Here Is the U.S. Army's New Plan to Kill Chinese and Russian Ships
The army wants to help confront cross-domain challenges.
“Partnering with the Army, SCO is incorporating an existing seeker (into ATACMS) that will enable our ground forces to threaten mobile targets on land and sea,” Dr. William B. Roper, Jr. Director, Strategic Capabilities Office, told the Senate Appropriations Subcommittee on Defense earlier this year.
Cross-domain warfare is an area of increased strategic focus for the Pentagon’s SCO (Strategic Capabilities Office), an entity specifically stood up for the purpose of connecting promising emerging technologies with existing weapons platforms.
The conceptual foundation of cross-domain fires is to not only recognize fast-progressing newer warfare domains such as space, cyber and electronic warfare -- but to also adjust to the growing extent to which air, land and sea platforms need to interoperate in a high-threat modern combat environment. For instance, fighter jets and drones need an ability to transmit target information or ISR data to surface ships, land combat mission stations or even space-based assets.
One of the key elements of this strategy involves an Army effort to think of traditionally land-based weapons such as artillery, rockets or missile systems as a joint combat asset able to use mobility, range and sensor technology to, for example, destroy moving targets such as enemy air assets or ships at sea.
Army senior leaders, working in close coordination with joint planners and Pentagon strategists, have explored this concept with respect to using mobile, land-based artillery to counter Chinese maritime aggressiveness in the South China Sea. A mobile 777 Howitzer or Paladin self-propelled artillery vehicle could just as easily track and target maritime threats as it can attack fixed land-based targets, senior Army officials explained to Scout Warrior.
The Army’s ATACMS falls clearly within the scope of these strategic concepts and could potentially be closely aligned with cross-domain warfare tactics. It is a 13-foot, 3,600-pound surface-to-surface missile first fired during Operation Desert Storm in the early 1990s; ATACMS is a Lockheed-developed weapon able to hit targets as far as 100 miles away. Using GPS/INS guidance technology, ATACMS can explode a unitary blast fragmentation warhead.
“Partnering with the Army, SCO is incorporating an existing seeker (into ATACMS) that will enable our ground forces to threaten mobile targets on land and sea,” Dr. William B. Roper, Jr. Director, Strategic Capabilities Office, told the Senate Appropriations Subcommittee on Defense earlier this year.
Army weapons developers did not wish to elaborate upon the technical specifics of the ATACMS seeker they are working on with SCO, likely for security reasons. However, the service has talked about ongoing work with Lockheed to engineer a proximity sensor for the weapon such that it can detonate above or near intended targets without needing to make contact or detonate on impact.

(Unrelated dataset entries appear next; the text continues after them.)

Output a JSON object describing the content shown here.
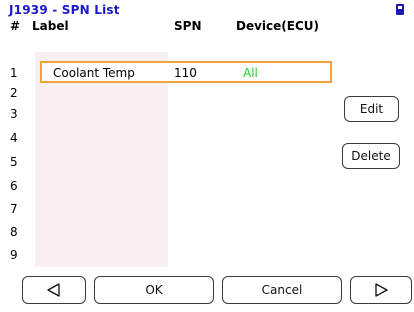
{
  "header": {
    "title": "J1939 - SPN List",
    "status_icon": "battery-icon"
  },
  "columns": {
    "num": "#",
    "label": "Label",
    "spn": "SPN",
    "device": "Device(ECU)"
  },
  "rows": [
    {
      "num": "1",
      "label": "Coolant Temp",
      "spn": "110",
      "device": "All"
    },
    {
      "num": "2"
    },
    {
      "num": "3"
    },
    {
      "num": "4"
    },
    {
      "num": "5"
    },
    {
      "num": "6"
    },
    {
      "num": "7"
    },
    {
      "num": "8"
    },
    {
      "num": "9"
    }
  ],
  "selected_row": 1,
  "side_buttons": {
    "edit": "Edit",
    "delete": "Delete"
  },
  "footer": {
    "prev_icon": "triangle-left-icon",
    "ok": "OK",
    "cancel": "Cancel",
    "next_icon": "triangle-right-icon"
  },
  "colors": {
    "title": "#1a1ac8",
    "selection_border": "#f0a43a",
    "device_text": "#2ad12a",
    "label_column_bg": "#f7eff1"
  }
}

Also, Army officials did describe some of the key advantages their work on ATACMS with SCO will bring to the joint warfighting enterprise.
“Deploying this upgrade on an operational system like ATACMS will enable the Army to use existing force structures for rapid development and fielding, while providing a near-term capability to service moving land and maritime targets,” Dan O’Boyle, spokesman for the Army’s Program Executive Office Missile and Space, told Scout Warrior.

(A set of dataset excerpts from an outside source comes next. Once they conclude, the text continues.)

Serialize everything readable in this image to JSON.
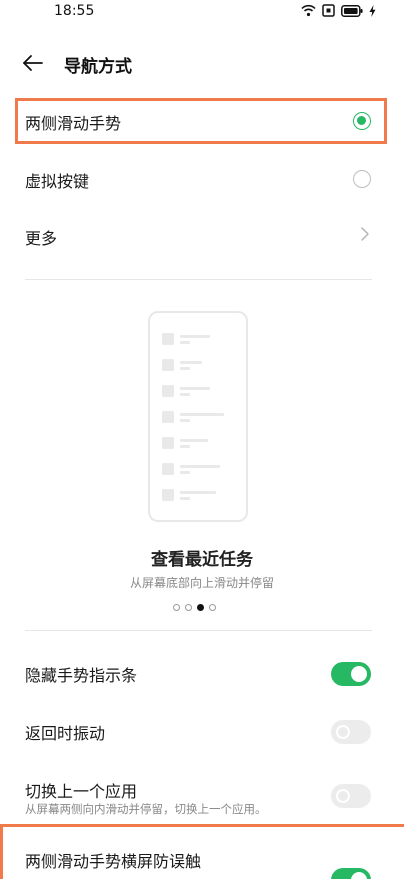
{
  "status_bar": {
    "time": "18:55",
    "icons": [
      "wifi-icon",
      "notification-icon",
      "battery-icon",
      "charging-icon"
    ]
  },
  "header": {
    "back_icon": "arrow-left-icon",
    "title": "导航方式"
  },
  "nav_options": [
    {
      "label": "两侧滑动手势",
      "selected": true
    },
    {
      "label": "虚拟按键",
      "selected": false
    }
  ],
  "more": {
    "label": "更多",
    "icon": "chevron-right-icon"
  },
  "illustration": {
    "title": "查看最近任务",
    "subtitle": "从屏幕底部向上滑动并停留",
    "page_count": 4,
    "active_page": 3
  },
  "settings": [
    {
      "label": "隐藏手势指示条",
      "description": "",
      "enabled": true
    },
    {
      "label": "返回时振动",
      "description": "",
      "enabled": false
    },
    {
      "label": "切换上一个应用",
      "description": "从屏幕两侧向内滑动并停留，切换上一个应用。",
      "enabled": false
    },
    {
      "label": "两侧滑动手势横屏防误触",
      "description": "",
      "enabled": true
    }
  ],
  "colors": {
    "accent_green": "#27b864",
    "highlight_orange": "#f07a4a",
    "toggle_off": "#ececec"
  }
}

SCO’s multi-domain weapons integration and testing approach is as part of a broader effort to more quickly bring enhanced combat capability to the force more quickly than longer-term developmental programs.
“Modifying systems for new missions in new domains—a practice likely to become easier as designs become open and payloads, modular—has the obvious advantage of creating fog of war, but it also provides an additional bonus—rapid force structure—whenever modifications can be retrofit to current inventories en masse,” Roper said.
Other fast-developing SCO projects include releasing small drones from the flare dispenser on an F-16, firing the Navy’s rail-gun Hypervelocity Projectile from an Army Howitzer and exploring ways of configuring an existing large air platform to function as a high-tech arsenal plane.